Objective: Cisplatin is a potent chemotherapeutic agent that is used against a variety of tumors. The most common side effect of cisplatin is ototoxicity. This dose-related hearing impairment is high frequency, bilateral, and permanent. Unfortunately, there is no prophylactic protocol, and, in current clinical practice, the treatment of cancer with cisplatin is interrupted when ototoxicity develops or the resulting hearing impairment is tolerated as an acceptable side effect of cancer treatment. The aim of this study is to compare transtympanic injections of N-acetylcysteine and dexamethasone (both of which have shown substantial otoprotective activity) for the prevention of cisplatin-induced ototoxicity. Methods: A double blind randomised clinical trial study of 60 cisplatin-treated patients was performed in Shahid Sadoughi Hospital in 2016-2017. Transtympanic injection of N-acetylcysteine (10%) and dexamethasone was performed. Hearing acuity was evaluated by an audiologist blinded to the treated ears before each cycle with pure tone audiometry (PTA) and six months later. Results: Altogether, 114 transtympanic infusions were performed (57 in each group). The data were analyzed by the Fisher test and chi-squared. In the ears with N-acetylcysteine, no significant changes in auditory thresholds were recorded. In the ears with dexamethasone, cisplatin induced a significant decrease of auditory thresholds at the 8000 Hz frequency band (P = 0.001). Conclusion: Transtympanic injections of N-acetylcysteineas a safe and inexpensive antioxidant agent seem to be an effective otoprotective strategy for the prevention of cisplatin-induced ototoxicity and for increasing the quality of life, especially in children.

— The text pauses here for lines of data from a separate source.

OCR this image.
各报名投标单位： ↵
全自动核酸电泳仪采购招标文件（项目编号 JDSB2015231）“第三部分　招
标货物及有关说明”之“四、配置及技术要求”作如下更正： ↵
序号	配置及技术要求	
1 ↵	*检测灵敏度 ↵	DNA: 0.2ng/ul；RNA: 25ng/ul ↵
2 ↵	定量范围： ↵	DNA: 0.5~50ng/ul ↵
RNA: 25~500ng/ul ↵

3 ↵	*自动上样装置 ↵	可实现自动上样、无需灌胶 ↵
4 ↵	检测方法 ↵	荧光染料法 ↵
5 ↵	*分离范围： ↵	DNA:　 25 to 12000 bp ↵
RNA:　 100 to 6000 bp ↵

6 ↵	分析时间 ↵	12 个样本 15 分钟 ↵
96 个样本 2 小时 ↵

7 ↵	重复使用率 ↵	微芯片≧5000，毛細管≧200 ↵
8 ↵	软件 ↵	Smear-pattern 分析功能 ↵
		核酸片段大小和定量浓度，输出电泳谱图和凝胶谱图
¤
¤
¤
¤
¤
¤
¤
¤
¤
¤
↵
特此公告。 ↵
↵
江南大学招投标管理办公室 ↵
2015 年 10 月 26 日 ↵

Keywords: ototoxicity, transtympanic, cisplatin, N-acetylcysteine, dexamethasone


Introduction

Cisplatin (cis-diamminedichloroplatinum) is a potent chemotherapy drug, which is an alkylating agent that is used extensively against many solid tumors (including bladder, testicular, ovarian, and mammillary tumors), hematologic malignancies, and cancers of the head and neck. Cisplatin also is a radiosensitizer agent that provides a synergistic effect with radiotherapy. However, a major side effect of cisplatin is its ototoxicity. The drug induces high-frequency, sensory, neural, doserelated, cumulative, progressive, bilateral, non-reversible hearing loss. Therefore, it has a severe negative effect on patients' quality of life and increases life threatening risks as the result of hearing loss [1,2].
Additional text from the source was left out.